Explaining Postmodernism: Skepticism and Socialism from Rousseau to Foucault by Stephen Hicks, Professor of Philosophy – recommended by Jordan Peterson – is free to read as a PDF and listen on audio at www.stephenhicks.org/explaining-postmodernism
Here are extracts from the Introduction about postmodern ‘Critical Legal Theory’ and the postmodern view of education.
Critical Legal Theory
The Critical Legal Theorists represent the race, class, and
sex version of legal postmodernism. According to the Crits, legal constitutions
and precedents are essentially indeterminate, and the so-called objectivity and
neutrality of legal reasoning are frauds.
All decisions are inherently subjective and driven by
preference and politics. The law is a weapon to be used in the social arena of
subjective conflict, an arena driven by competing wills and the coercive
assertion of one group’s interests over those of other groups.
In the West, for too long the law has been a cover for the
assertion of white male interests. The only antidote to that poison is the
equally forceful assertion of the subjective interests of historically
oppressed groups.
Education
In education, postmodernism rejects the notion that the purpose
of education is primarily to train a child’s cognitive capacity for reason in
order to produce an adult capable of functioning independently in the world.
That view of education is replaced with the view that education is to take an
essentially indeterminate being and give it a social identity.

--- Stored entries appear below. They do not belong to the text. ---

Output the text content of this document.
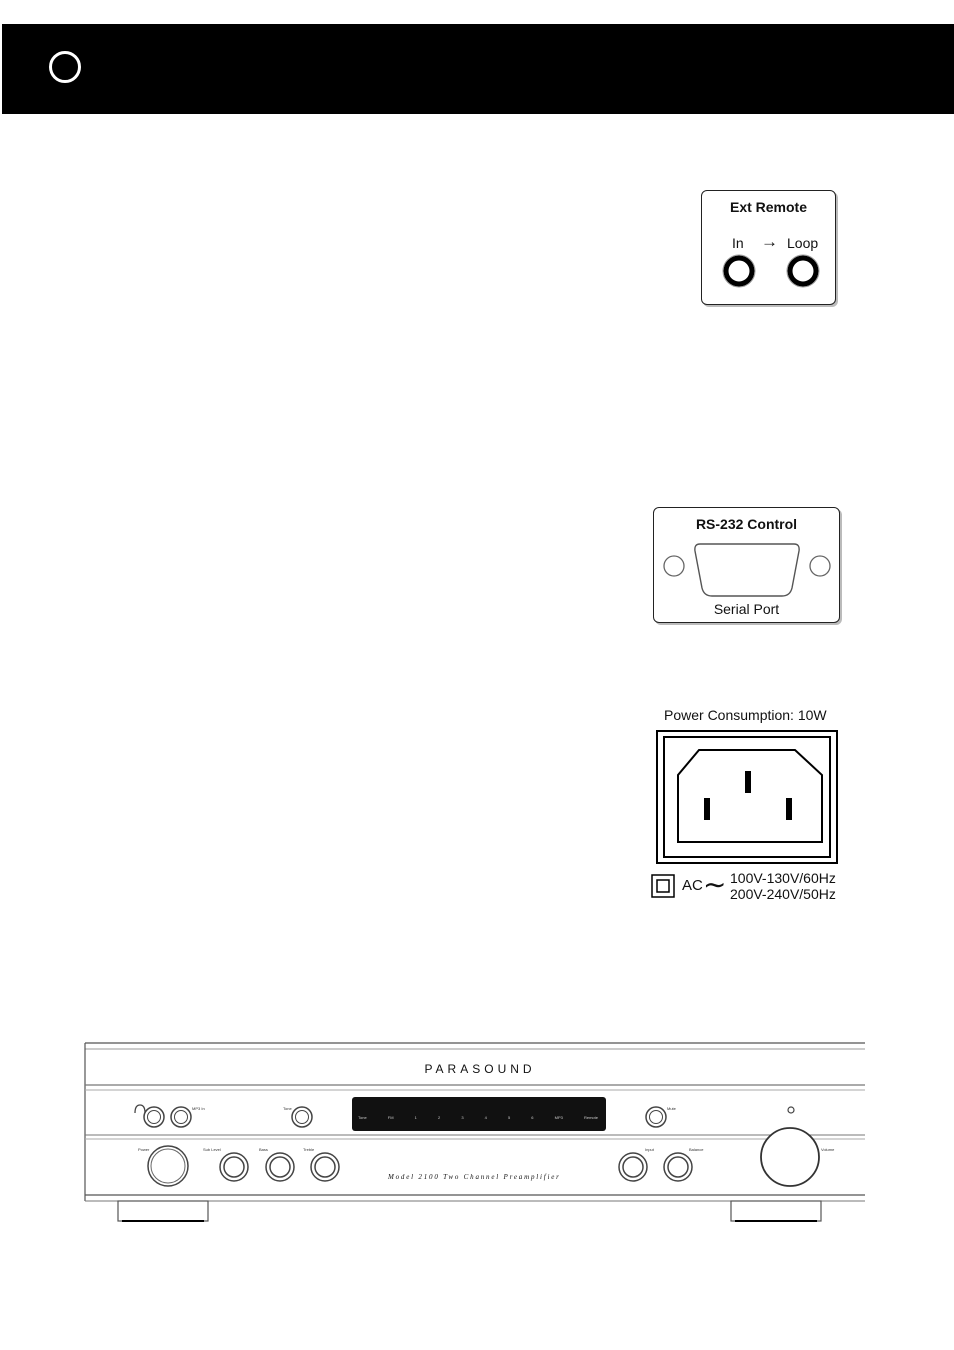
Ext Remote
In → Loop
RS-232 Control
Serial Port
Power Consumption: 10W
AC ∼ 100V-130V/60Hz
200V-240V/50Hz
PARASOUND
Model 2100 Two Channel Preamplifier
MP3 In	Tone	Mute
Power	Sub Level	Bass	Treble	Input	Balance	Volume
Tone	FM	1	2	3	4	5	6	MP3	Remote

Education’s method of molding is linguistic, and so the
language to be used is that which will create a human being sensitive to its
racial, sexual, and class identity.
Our current social context, however, is characterized by
oppression that benefits whites, males, and the rich at the expense of everyone
else. That oppression in turn leads to an educational system that reflects only
or primarily the interests of those in positions of power. To counteract that
bias, educational practice must be recast totally.
Postmodern education should emphasize works not in the
canon; it should focus on the achievements of non-whites, females, and the
poor; it should highlight the historical crimes of whites, males, and the rich;
and it should teach students that science’s method has no better claim to yielding
truth than any other method and, accordingly, that students should be equally
receptive to alternative ways of knowing.
Contradictions at the heart of postmodernism
There is *no* narrative but there *is* a postmodern narrative
Across the board, we hear, on the one hand, abstract themes
of relativism and egalitarianism. Those themes come in both epistemological and
ethical forms. Objectivity is a myth; there is no Truth, no Right Way to read
nature or a text. All interpretations are equally valid. Values are socially
subjective products. Culturally, therefore, no group’s values have special
standing. All ways of life from Afghani to Zulu are legitimate.
Tolerance to all ... but intolerance to those who disagree
Coexisting with these relativistic and egalitarian themes, we hear, on the other hand, deep chords of cynicism. Principles of civility and procedural justice simply serve as masks for hypocrisy and oppression born of asymmetrical power relations, masks that must be ripped off by crude verbal and physical weapons: ad hominem argument, in-your-face shock tactics, and equally cynical power plays. Disagreements are met - not with argument, the benefit of the doubt, and the expectation that reason can prevail - but with assertion, animosity, and a willingness to resort to force.